Droht ein russischer Cyberkrieg gegen Deutschland?

Berlin. Bild: Thomas Wolf / CC BY-SA 3.0

Cyberkriegs-Experte Sandro Gaycken sieht deutsche Infrastrukturen schlecht vorbereitet auf mögliche russische IT-Angriffe. Er empfiehlt Hackbacks zur Verteidigung

Unlängst warnte US-Präsident Joe Biden vor bevorstehenden russischen Cyberattacken auf die US-amerikanische Infrastruktur. Derweil spitzt sich in Deutschland die Debatte um einen Stopp von Energieimporten aus Russland zu, nachdem der russische Präsident Wladimir Putin deren künftige Bezahlung in Rubel verlangt hat.

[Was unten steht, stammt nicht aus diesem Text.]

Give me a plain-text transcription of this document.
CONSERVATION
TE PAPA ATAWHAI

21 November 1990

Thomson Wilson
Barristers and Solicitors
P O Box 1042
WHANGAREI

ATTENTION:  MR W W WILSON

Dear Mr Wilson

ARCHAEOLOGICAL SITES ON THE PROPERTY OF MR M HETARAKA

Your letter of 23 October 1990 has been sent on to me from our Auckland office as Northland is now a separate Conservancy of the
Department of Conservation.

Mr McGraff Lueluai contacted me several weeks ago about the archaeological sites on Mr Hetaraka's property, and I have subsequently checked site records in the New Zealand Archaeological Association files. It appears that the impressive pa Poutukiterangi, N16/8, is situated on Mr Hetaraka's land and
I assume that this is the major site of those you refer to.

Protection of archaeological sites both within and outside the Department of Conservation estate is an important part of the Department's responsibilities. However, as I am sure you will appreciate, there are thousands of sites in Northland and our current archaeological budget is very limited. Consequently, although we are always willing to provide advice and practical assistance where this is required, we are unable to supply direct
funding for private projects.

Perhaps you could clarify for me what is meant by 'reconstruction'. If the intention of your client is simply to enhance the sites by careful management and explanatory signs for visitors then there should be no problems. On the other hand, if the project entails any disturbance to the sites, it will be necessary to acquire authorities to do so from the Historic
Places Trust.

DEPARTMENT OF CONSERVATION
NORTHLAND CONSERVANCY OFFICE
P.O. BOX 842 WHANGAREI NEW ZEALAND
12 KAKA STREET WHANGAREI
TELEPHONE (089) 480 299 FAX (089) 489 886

In dieser Lage stellt sich die Frage, ob den Infrastrukturen in Deutschland, darunter die für die Energieversorgung, russische Cyberangriffe drohen. Telepolis befragte dazu Sandro Gaycken, einen Fachmann für Cyberkrieg.

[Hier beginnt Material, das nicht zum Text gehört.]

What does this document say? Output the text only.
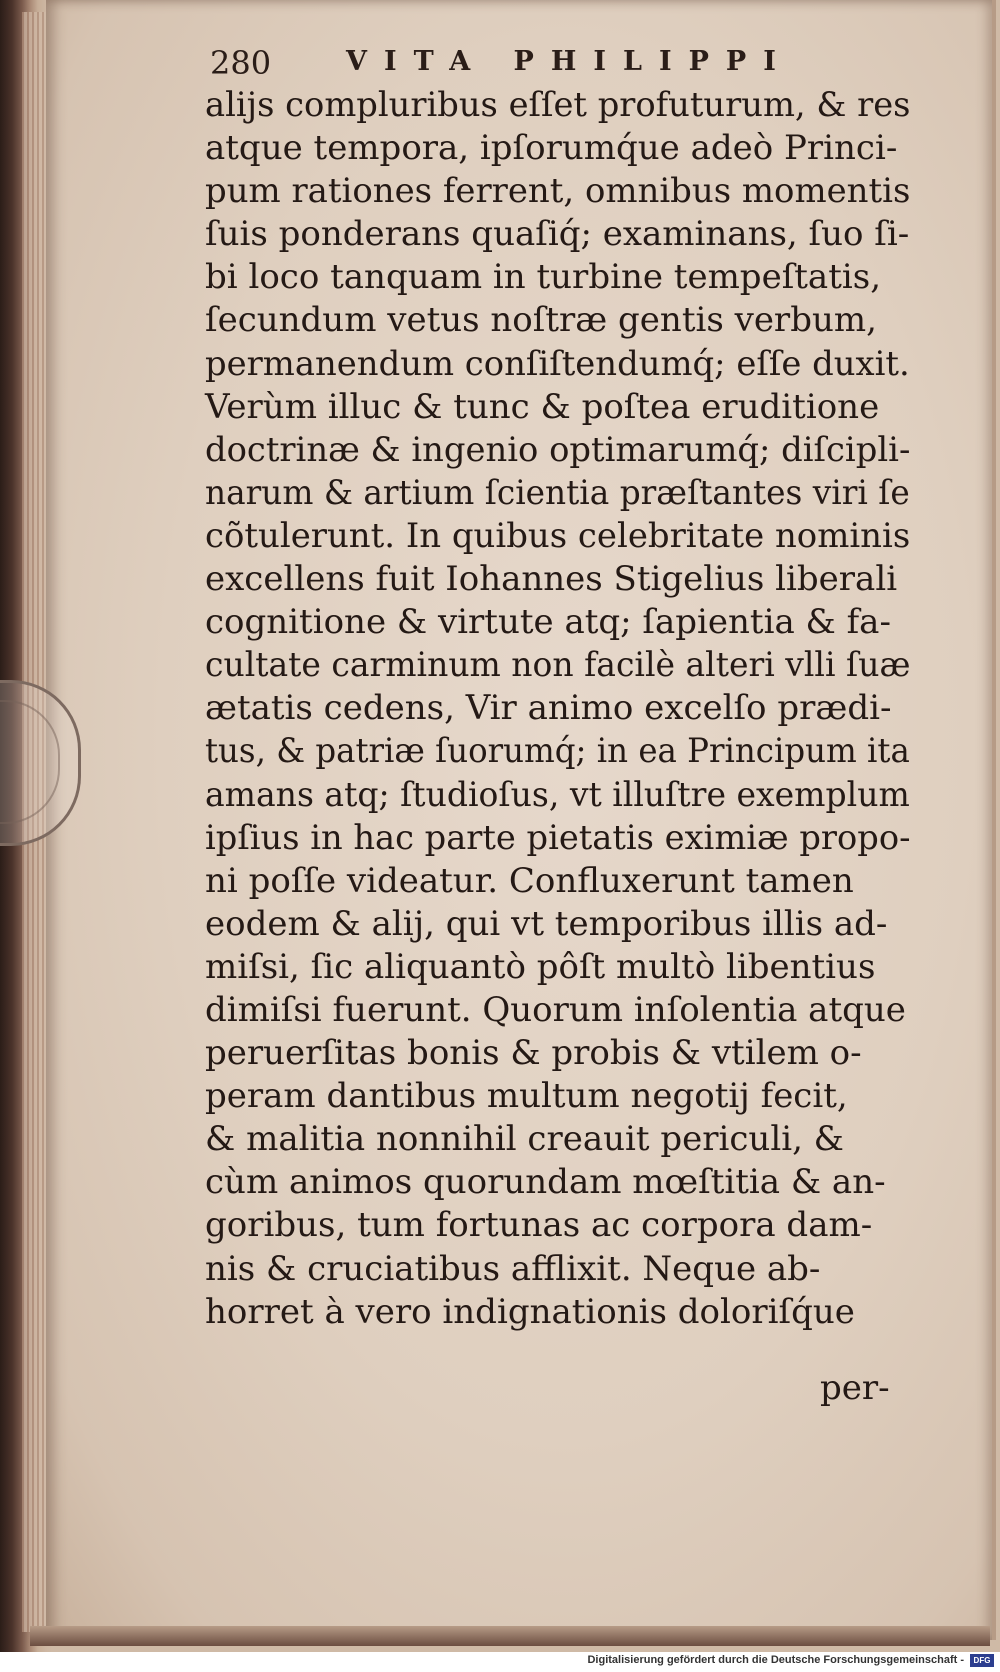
280	VITA PHILIPPI
alijs compluribus eſſet profuturum, & res
atque tempora, ipſorumq́ue adeò Princi-
pum rationes ferrent, omnibus momentis
ſuis ponderans quaſiq́; examinans, ſuo ſi-
bi loco tanquam in turbine tempeſtatis,
ſecundum vetus noſtræ gentis verbum,
permanendum conſiſtendumq́; eſſe duxit.
Verùm illuc & tunc & poſtea eruditione
doctrinæ & ingenio optimarumq́; diſcipli-
narum & artium ſcientia præſtantes viri ſe
cõtulerunt. In quibus celebritate nominis
excellens fuit Iohannes Stigelius liberali
cognitione & virtute atq; ſapientia & fa-
cultate carminum non facilè alteri vlli ſuæ
ætatis cedens, Vir animo excelſo prædi-
tus, & patriæ ſuorumq́; in ea Principum ita
amans atq; ſtudioſus, vt illuſtre exemplum
ipſius in hac parte pietatis eximiæ propo-
ni poſſe videatur. Confluxerunt tamen
eodem & alij, qui vt temporibus illis ad-
miſsi, ſic aliquantò pôſt multò libentius
dimiſsi fuerunt. Quorum inſolentia atque
peruerſitas bonis & probis & vtilem o-
peram dantibus multum negotij fecit,
& malitia nonnihil creauit periculi, &
cùm animos quorundam mœſtitia & an-
goribus, tum fortunas ac corpora dam-
nis & cruciatibus afflixit. Neque ab-
horret à vero indignationis doloriſq́ue
per-
Digitalisierung gefördert durch die Deutsche Forschungsgemeinschaft -	DFG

Er ist Direktor des Digital Society Institute an der Berliner Hochschule ESMT und berät unter anderem die Bundesregierung, die Nato und DAX-Konzerne in Fragen der Informationstechnik und des Cyberkriegs. Seit Jahren warnt er davor, dass die Infrastrukturen in Deutschland schlecht gegen Cyberangriffe geschützt sind.

Wie realistisch schätzen Sie die Gefahr eines russischen Cyberkriegs gegen deutsche Infrastrukturen ein?

Sandro Gaycken: Die Russen könnten das tun, wollen aber wohl zurzeit im Ukraine-Krieg nicht gegen den Westen eskalieren, denn Putin will nicht, dass die Nato eingreift.

Lesen Sie zu diesem Thema auch das parallel erschienene Telepolis-Interview "Hackbacks: 'Man muss sich klarmachen, was das in der Praxis bedeutet'" mit Hauke Gierow.

Außerdem sind wir Kunden und die greift man nicht an. Dazu kommt, dass ein Cyberangriff als kriegerische Handlung gewertet werden kann. Das gilt zwar nicht juristisch, aber politisch. Die russische Entscheidung über einen Cyberkrieg kann sich aber von Woche zu Woche ändern.

Welche russischen Cyberangriffe gab es in den vergangenen Monaten?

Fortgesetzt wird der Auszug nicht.